Document Type

Essay

Publication Title

Saint Louis University Law Journal

Publication Date

2016

Volume

61

First Page

1

Abstract

(Excerpt)

In recent years, I have been writing about two increasingly salient labor and employment law issues: the presence of invisible labor and the rise of people analytics.' First, invisible labor could include emotion work, such as being a colleague's "work wife," or could include "identity work" that is time and effort spent on making others feel comfortable with the worker. Invisible labor might also include uncompensated time spent in "looking good" and "sounding right." It could also include instances where technology obscures work that is being done through a website platform or mobile application. The second trend is the increasing adoption of people analytics, which seeks to use data to quantify and analyze traits, experiences, and skills of employees. People analytics aims to promote more accurate measures about quantity and quality of work to hire, promote, and fire employees, rather than the unreliable and often biased "gut instinct" or anecdotal observation.
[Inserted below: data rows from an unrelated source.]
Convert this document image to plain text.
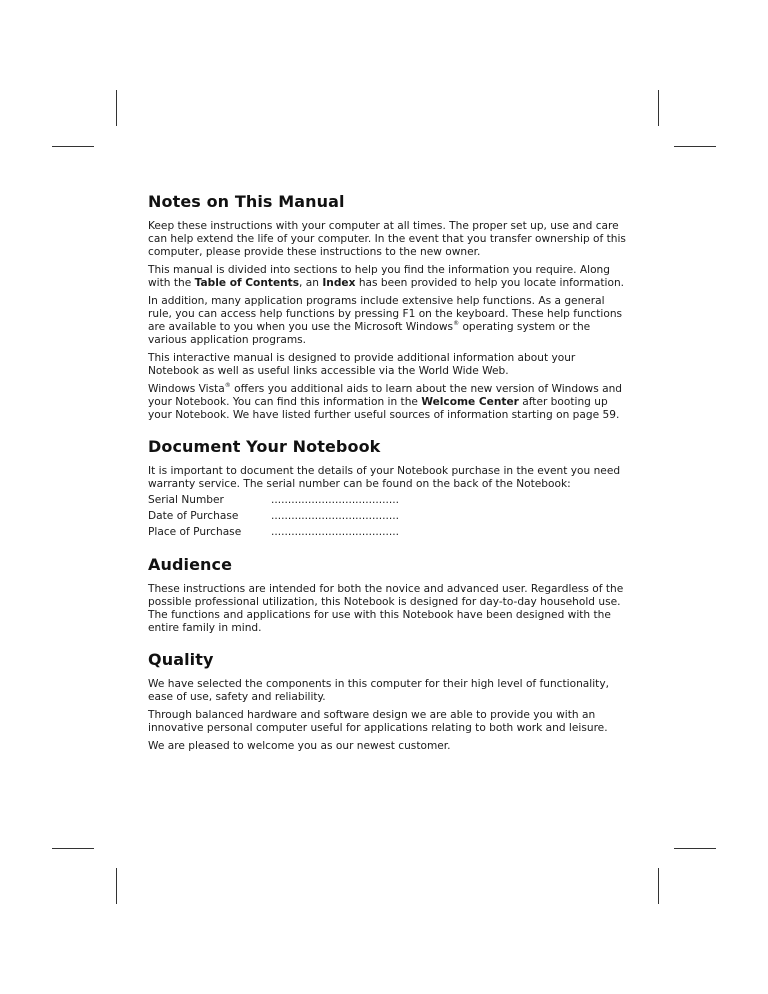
Notes on This Manual

Keep these instructions with your computer at all times. The proper set up, use and care can help extend the life of your computer. In the event that you transfer ownership of this computer, please provide these instructions to the new owner.

This manual is divided into sections to help you find the information you require. Along with the Table of Contents, an Index has been provided to help you locate information.

In addition, many application programs include extensive help functions. As a general rule, you can access help functions by pressing F1 on the keyboard. These help functions are available to you when you use the Microsoft Windows® operating system or the various application programs.

This interactive manual is designed to provide additional information about your Notebook as well as useful links accessible via the World Wide Web.

Windows Vista® offers you additional aids to learn about the new version of Windows and your Notebook. You can find this information in the Welcome Center after booting up your Notebook. We have listed further useful sources of information starting on page 59.

Document Your Notebook

It is important to document the details of your Notebook purchase in the event you need warranty service. The serial number can be found on the back of the Notebook:

Serial Number	......................................
Date of Purchase	......................................
Place of Purchase	......................................
Audience

These instructions are intended for both the novice and advanced user. Regardless of the possible professional utilization, this Notebook is designed for day-to-day household use. The functions and applications for use with this Notebook have been designed with the entire family in mind.

Quality

We have selected the components in this computer for their high level of functionality, ease of use, safety and reliability.

Through balanced hardware and software design we are able to provide you with an innovative personal computer useful for applications relating to both work and leisure.

We are pleased to welcome you as our newest customer.
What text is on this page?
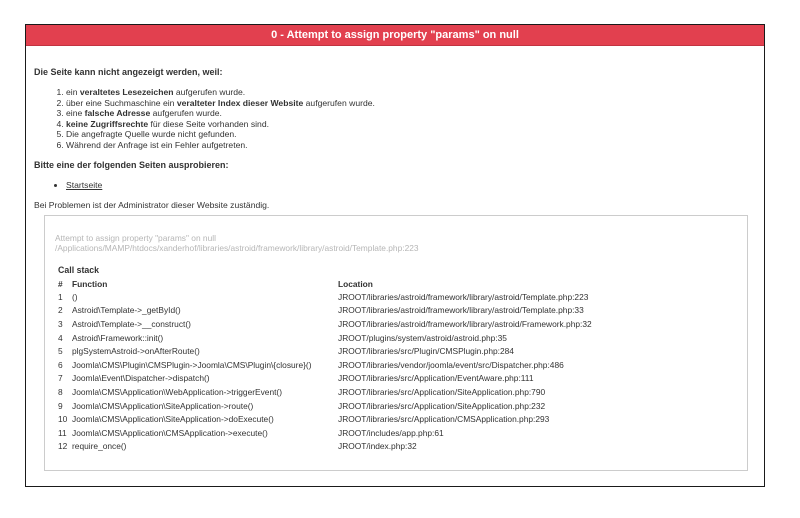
0 - Attempt to assign property "params" on null
Die Seite kann nicht angezeigt werden, weil:
1. ein veraltetes Lesezeichen aufgerufen wurde.
2. über eine Suchmaschine ein veralteter Index dieser Website aufgerufen wurde.
3. eine falsche Adresse aufgerufen wurde.
4. keine Zugriffsrechte für diese Seite vorhanden sind.
5. Die angefragte Quelle wurde nicht gefunden.
6. Während der Anfrage ist ein Fehler aufgetreten.
Bitte eine der folgenden Seiten ausprobieren:
• Startseite
Bei Problemen ist der Administrator dieser Website zuständig.
Attempt to assign property "params" on null
/Applications/MAMP/htdocs/xanderhof/libraries/astroid/framework/library/astroid/Template.php:223
Call stack
#	Function	Location
1	()	JROOT/libraries/astroid/framework/library/astroid/Template.php:223
2	Astroid\Template->_getById()	JROOT/libraries/astroid/framework/library/astroid/Template.php:33
3	Astroid\Template->__construct()	JROOT/libraries/astroid/framework/library/astroid/Framework.php:32
4	Astroid\Framework::init()	JROOT/plugins/system/astroid/astroid.php:35
5	plgSystemAstroid->onAfterRoute()	JROOT/libraries/src/Plugin/CMSPlugin.php:284
6	Joomla\CMS\Plugin\CMSPlugin->Joomla\CMS\Plugin\{closure}()	JROOT/libraries/vendor/joomla/event/src/Dispatcher.php:486
7	Joomla\Event\Dispatcher->dispatch()	JROOT/libraries/src/Application/EventAware.php:111
8	Joomla\CMS\Application\WebApplication->triggerEvent()	JROOT/libraries/src/Application/SiteApplication.php:790
9	Joomla\CMS\Application\SiteApplication->route()	JROOT/libraries/src/Application/SiteApplication.php:232
10	Joomla\CMS\Application\SiteApplication->doExecute()	JROOT/libraries/src/Application/CMSApplication.php:293
11	Joomla\CMS\Application\CMSApplication->execute()	JROOT/includes/app.php:61
12	require_once()	JROOT/index.php:32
When contemplated together, however, the two issues of invisible labor and people analytics are an uneasy fit. The ability to quantify and analyze work data depends on that data being readily visible, in a manner that statistical metrics can accurately capture. If the factors that lead to success at work cannot be accurately measured by analytics, then analytics are of limited usefulness. Further, hidden and invisible labor are fundamentally concerning, especially when they serve to hide particular functions that workers take on for little or no pay. In some instances, such work is not even apparent to the workers themselves. Is it even possible to capture these forms of "missing" labor or workers?